On Wednesday, the pair loaded 50 goats into a trailer for a demonstration of the herd’s prowess. With help from Kolohe, they guided the goats into a portable pen of hog netting where they had felled a gunpowder tree and an albizia tree. The goats went straight for the gunpowder tree, and half the herd was soon lost in the tree’s fallen, leafy branches.

There was little worry that the goats would break loose and join their feral counterparts. The hog fencing was electric (powered by a homemade photovoltaic charger DeLozier wired up), and the goats knew it.

“None of them will go near it,” DeLozier said.

One buck named Henry began to peel the bark back from the gunpowder tree’s trunk.

“Honestly, you come back tomorrow, this is history,” Crivello said. Goats stripping the bark from trees helps with the decomposition process, cutting it down to under a year. In the case of albizia, goats are brought back into a paddock after the tree has attempted its regrowth process. Goats eat the regrowth, and “eventually the trees just die,” DeLozier said.

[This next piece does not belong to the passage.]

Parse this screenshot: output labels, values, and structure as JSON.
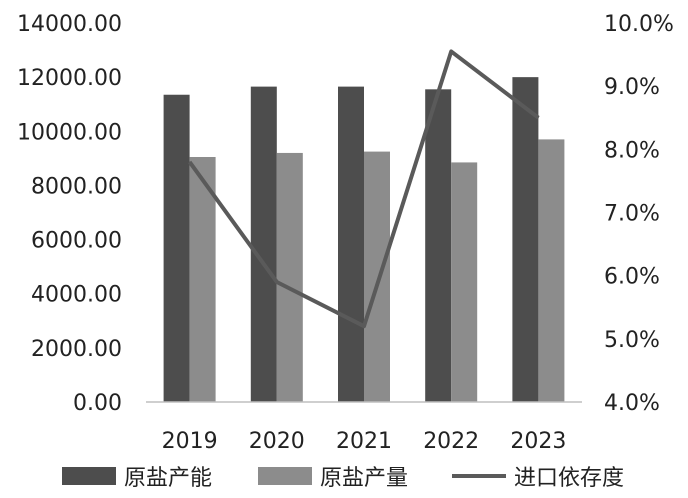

The goats eating the gunpowder tree is also a win-win situation, he said, because the bark’s tannin is a natural dewormer and makes health care easier.

Goats can and do get sick, one of the challenges of a livestock-based business. There are also pregnant does to worry about, and weather concerns. The herd doesn’t like to work in the rain.

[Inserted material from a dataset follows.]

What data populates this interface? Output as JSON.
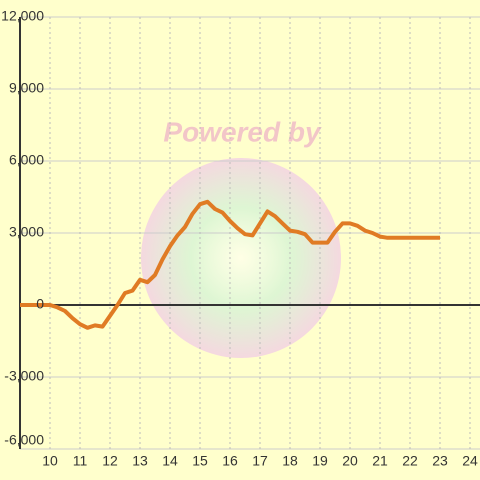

But there are other benefits. DeLozier pointed to a far part of the pen, where brush obscured a steep 30-foot slope.

“The goats can go places and do things machines can’t,” he said.

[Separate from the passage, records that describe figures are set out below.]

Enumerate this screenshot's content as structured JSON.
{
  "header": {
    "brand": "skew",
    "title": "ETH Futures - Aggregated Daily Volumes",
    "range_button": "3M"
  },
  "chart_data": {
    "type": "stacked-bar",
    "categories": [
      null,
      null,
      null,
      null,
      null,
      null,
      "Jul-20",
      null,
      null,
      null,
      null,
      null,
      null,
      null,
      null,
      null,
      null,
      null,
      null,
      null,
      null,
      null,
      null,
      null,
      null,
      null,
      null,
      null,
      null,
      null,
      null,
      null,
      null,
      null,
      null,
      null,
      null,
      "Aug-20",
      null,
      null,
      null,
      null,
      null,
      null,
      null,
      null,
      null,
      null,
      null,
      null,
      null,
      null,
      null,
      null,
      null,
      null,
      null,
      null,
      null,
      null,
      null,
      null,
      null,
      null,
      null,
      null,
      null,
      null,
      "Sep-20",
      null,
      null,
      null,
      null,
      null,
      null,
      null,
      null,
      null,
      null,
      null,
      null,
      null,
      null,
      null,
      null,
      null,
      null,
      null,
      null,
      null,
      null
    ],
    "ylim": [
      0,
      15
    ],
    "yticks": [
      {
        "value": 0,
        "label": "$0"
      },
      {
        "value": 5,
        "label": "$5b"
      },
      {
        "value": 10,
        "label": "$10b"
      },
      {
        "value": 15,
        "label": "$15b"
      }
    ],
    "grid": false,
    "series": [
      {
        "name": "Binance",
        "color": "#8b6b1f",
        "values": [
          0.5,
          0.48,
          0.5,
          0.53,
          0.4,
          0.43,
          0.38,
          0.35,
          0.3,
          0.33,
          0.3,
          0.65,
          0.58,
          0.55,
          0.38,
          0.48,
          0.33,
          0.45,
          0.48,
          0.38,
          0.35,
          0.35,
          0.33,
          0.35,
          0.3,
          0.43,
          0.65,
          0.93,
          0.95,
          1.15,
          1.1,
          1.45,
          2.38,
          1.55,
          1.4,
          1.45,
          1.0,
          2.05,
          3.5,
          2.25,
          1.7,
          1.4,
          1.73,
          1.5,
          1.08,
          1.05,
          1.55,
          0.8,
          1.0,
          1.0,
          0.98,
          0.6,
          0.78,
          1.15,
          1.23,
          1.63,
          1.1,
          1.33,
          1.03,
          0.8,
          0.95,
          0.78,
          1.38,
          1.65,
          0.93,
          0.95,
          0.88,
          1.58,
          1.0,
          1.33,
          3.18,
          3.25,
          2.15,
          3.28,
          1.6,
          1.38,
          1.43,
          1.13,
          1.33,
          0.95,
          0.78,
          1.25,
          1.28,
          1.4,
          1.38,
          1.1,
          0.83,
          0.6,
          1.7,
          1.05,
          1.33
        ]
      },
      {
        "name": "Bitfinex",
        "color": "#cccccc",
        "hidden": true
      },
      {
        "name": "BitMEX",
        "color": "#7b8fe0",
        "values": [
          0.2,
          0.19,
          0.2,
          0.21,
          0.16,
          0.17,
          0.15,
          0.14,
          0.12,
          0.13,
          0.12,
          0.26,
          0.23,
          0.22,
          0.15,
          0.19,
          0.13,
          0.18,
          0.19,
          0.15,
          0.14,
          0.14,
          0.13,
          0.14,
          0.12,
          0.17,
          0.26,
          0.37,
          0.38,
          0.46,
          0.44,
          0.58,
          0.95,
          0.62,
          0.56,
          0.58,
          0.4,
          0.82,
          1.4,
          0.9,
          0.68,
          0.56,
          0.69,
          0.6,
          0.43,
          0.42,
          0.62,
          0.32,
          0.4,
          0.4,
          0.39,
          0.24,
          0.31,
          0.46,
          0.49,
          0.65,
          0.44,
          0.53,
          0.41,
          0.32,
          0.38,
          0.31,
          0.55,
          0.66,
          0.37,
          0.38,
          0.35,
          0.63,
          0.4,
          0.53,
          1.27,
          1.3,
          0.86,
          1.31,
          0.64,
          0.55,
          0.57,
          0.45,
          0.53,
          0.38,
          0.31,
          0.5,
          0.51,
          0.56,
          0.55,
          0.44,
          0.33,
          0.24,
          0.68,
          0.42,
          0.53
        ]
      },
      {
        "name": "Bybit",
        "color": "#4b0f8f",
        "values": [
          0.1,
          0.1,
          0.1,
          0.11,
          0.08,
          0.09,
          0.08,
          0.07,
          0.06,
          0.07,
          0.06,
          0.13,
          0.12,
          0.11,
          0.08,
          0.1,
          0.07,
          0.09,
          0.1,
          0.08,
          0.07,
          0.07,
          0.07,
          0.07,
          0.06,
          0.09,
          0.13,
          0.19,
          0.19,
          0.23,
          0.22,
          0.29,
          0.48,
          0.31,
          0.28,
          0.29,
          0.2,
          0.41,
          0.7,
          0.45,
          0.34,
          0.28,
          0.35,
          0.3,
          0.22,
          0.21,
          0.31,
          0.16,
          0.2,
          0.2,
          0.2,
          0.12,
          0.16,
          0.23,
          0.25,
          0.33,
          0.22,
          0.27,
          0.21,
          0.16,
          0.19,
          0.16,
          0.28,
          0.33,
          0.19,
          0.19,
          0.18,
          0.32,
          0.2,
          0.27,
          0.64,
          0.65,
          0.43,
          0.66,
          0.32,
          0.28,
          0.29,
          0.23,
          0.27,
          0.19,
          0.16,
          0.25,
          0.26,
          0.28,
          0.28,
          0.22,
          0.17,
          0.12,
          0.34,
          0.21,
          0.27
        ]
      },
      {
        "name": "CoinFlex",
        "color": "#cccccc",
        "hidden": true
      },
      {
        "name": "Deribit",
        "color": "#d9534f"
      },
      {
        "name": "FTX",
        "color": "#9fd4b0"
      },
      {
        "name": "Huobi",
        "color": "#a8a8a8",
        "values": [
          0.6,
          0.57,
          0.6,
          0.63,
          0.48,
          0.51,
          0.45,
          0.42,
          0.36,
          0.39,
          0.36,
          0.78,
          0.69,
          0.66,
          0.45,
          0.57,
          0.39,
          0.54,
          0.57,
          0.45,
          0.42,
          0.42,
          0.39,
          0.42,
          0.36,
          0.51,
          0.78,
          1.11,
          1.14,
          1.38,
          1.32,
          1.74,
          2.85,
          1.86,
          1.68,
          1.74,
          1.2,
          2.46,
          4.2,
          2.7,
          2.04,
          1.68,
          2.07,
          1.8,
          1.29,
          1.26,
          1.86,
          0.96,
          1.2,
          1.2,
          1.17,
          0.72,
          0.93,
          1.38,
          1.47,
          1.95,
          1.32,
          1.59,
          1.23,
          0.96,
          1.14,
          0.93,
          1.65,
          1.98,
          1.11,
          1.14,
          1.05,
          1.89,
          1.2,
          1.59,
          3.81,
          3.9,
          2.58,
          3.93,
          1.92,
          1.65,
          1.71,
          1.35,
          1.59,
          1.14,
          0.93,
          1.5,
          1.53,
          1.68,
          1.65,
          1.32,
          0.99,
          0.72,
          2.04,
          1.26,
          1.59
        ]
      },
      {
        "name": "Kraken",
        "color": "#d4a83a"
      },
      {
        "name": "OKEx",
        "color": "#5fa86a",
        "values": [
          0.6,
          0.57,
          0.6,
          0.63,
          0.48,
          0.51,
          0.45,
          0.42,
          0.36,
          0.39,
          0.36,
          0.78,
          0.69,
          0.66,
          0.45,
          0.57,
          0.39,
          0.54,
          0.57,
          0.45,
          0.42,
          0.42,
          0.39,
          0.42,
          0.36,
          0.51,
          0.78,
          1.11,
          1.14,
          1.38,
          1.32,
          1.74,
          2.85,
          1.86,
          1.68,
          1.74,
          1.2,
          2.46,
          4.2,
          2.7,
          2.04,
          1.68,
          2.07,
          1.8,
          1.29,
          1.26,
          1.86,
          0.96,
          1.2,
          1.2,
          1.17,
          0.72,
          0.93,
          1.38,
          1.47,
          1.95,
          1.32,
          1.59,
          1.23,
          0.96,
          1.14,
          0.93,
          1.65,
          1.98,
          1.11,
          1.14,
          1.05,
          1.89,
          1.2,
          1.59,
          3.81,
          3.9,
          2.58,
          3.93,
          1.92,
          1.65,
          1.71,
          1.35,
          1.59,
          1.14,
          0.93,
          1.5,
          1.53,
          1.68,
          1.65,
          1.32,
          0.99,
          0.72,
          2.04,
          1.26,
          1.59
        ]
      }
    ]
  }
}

Site assessment is part of each job. While working through the research process, Crivello and DeLozier attended a seminar sponsored by the Hawaii Goat and Sheep Association, where they learned how to calculate how much dry matter (that is, potential goat food) there is in a given plot of land. Then they calculate how many pounds per day the goats need to eat, and match accordingly.

“You put them in a smaller paddock, you can control how much they eat,” Crivello said. The paddocks are intentionally kept small (Crivello calls this concentrated intensive grazing) so the goats can easily focus on the task on hand.

Aina Pono also has sheep in its arsenal. On a recent job, a flock spent a month and a half at an 8-acre macadamia nut farm, eating the tall grass beneath the trees. Once the sheep had finished up, the pickers came in and gathered up the fallen nuts.

Sheep are grazers and stay low to the ground when they eat. They won’t venture into high brush like goats will, and they won’t eat bark.

The goat herd is now 200 strong, and made up mostly of Boer-Saanen crosses. Crivello estimated that it is the largest on the windward side of the island.

His ultimate goal is to get goats out on the highway medians trimming grass.

“They don’t spook easily,” he said of the herd.

In the demonstration paddock, the goats had moved on to the alibizia tree, where they tore off leaves and balanced on branches to grab hard-to-reach foliage.

But, true to their browser nature, after a few minutes the entire herd took some unspoken goat cue and headed back to the gunpowder tree.

“This one is their favorite,” DeLozier said.